There are a lot of things we associate with the good ol' U.S.A. Apple pie, big cars, and blue jeans are just a few of the items that we tend to bring up when we're talking about specific products associated with traditional American style. But not all of them are actually made here in the United States — at least, not anymore. Due to globalization and the challenge of producing products in the U.S. (which often costs considerably more to do, especially when materials aren't easily sourced and skilled workers are hard to find), many products that were once made in the U.S. are now made in China, Vietnam, India, Indonesia, and elsewhere. There's even one quintessentially American brand you may not realize has been largely (if not entirely) outsourced.
Related: 76 Brands Still Made in America
Ironically, the story of the brand's creation — Levi's — is a thoroughly American one. Levi Strauss, a Bavarian immigrant, worked with his brothers at their dry goods store in New York City before heading to San Francisco to open a branch. When Jacob Davis, himself a Latvian immigrant and tailor who frequently purchased material from Strauss, came up with the idea of reinforcing pants with copper rivets, he didn't have the money for a patent. Proposing he and Strauss go into business together, they received a patent for their riveted denim pants in 1873 and blue jeans were born.
Today, Levi's are mostly made in Sri Lanka, Indonesia, Vietnam, and elsewhere, though it's worth noting that there are some Levi's made right here — Levi's Made in the U.S.A. 501 Original Fit Jeans as well as trucker jackets (the traditional jean jacket). However, it should be noted that materials are not always sourced in the U.S. and there are reports that all Levi's Vintage Clothing production has moved to Turkey and Bulgaria.

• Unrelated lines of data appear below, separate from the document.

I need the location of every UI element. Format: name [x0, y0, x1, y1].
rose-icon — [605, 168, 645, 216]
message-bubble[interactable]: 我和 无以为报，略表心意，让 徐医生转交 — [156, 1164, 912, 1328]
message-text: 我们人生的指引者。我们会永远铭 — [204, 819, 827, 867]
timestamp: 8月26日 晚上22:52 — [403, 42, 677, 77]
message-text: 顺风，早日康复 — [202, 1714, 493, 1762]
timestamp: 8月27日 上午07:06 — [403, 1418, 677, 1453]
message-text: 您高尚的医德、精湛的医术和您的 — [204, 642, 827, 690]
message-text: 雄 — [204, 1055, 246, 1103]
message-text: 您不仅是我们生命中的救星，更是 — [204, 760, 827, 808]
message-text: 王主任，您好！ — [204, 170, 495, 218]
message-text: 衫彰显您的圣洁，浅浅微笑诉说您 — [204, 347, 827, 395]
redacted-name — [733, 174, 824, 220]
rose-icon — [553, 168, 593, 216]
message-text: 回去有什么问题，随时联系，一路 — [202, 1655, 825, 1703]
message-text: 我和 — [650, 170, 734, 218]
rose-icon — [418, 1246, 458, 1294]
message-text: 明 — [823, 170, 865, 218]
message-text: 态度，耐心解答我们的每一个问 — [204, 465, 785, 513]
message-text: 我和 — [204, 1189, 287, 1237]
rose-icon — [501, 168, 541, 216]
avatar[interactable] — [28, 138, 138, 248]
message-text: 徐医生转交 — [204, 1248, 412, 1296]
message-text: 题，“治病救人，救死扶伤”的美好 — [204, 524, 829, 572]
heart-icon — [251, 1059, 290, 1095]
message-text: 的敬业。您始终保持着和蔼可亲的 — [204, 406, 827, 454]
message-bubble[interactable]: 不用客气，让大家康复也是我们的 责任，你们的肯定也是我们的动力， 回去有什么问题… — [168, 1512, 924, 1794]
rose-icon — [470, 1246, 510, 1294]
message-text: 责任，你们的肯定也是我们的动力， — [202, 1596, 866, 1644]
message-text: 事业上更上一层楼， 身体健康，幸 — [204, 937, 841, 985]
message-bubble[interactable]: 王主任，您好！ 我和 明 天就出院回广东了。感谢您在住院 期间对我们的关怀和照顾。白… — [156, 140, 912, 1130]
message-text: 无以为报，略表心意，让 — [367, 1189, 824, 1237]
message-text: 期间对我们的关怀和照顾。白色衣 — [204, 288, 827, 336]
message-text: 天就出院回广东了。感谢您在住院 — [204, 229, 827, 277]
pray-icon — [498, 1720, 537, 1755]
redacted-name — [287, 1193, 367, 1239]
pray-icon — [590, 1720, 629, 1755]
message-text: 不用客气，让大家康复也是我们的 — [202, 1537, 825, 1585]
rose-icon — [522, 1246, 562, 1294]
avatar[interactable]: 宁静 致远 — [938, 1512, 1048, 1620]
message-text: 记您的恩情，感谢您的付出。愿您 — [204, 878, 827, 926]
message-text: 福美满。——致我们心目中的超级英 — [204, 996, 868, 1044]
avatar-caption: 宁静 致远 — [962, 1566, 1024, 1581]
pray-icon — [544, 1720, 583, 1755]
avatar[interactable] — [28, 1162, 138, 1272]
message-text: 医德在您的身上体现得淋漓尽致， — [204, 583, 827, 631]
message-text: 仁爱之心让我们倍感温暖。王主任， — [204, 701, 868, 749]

It's also worth mentioning that these 501 jeans cost $148 (currently on sale for $70) while the 501 jeans made outside of the U.S. range from $50 to $90. American-made isn't cheap, but people who want American products will be glad to know it's still possible to buy American, even if it's not easy to do.
If you aren't ready to shell out for Made in America Levi's, you may still be impressed with the lengths the brand is going when it comes to promoting sustainability, ranging from using less water to finish their denim, putting rain-fed cottonized hemp in their clothing, and opening Levi's Tailor Shops to promote recycling and reuse. While saving American manufacturing with your purchasing can be tough, saving the world might be easier.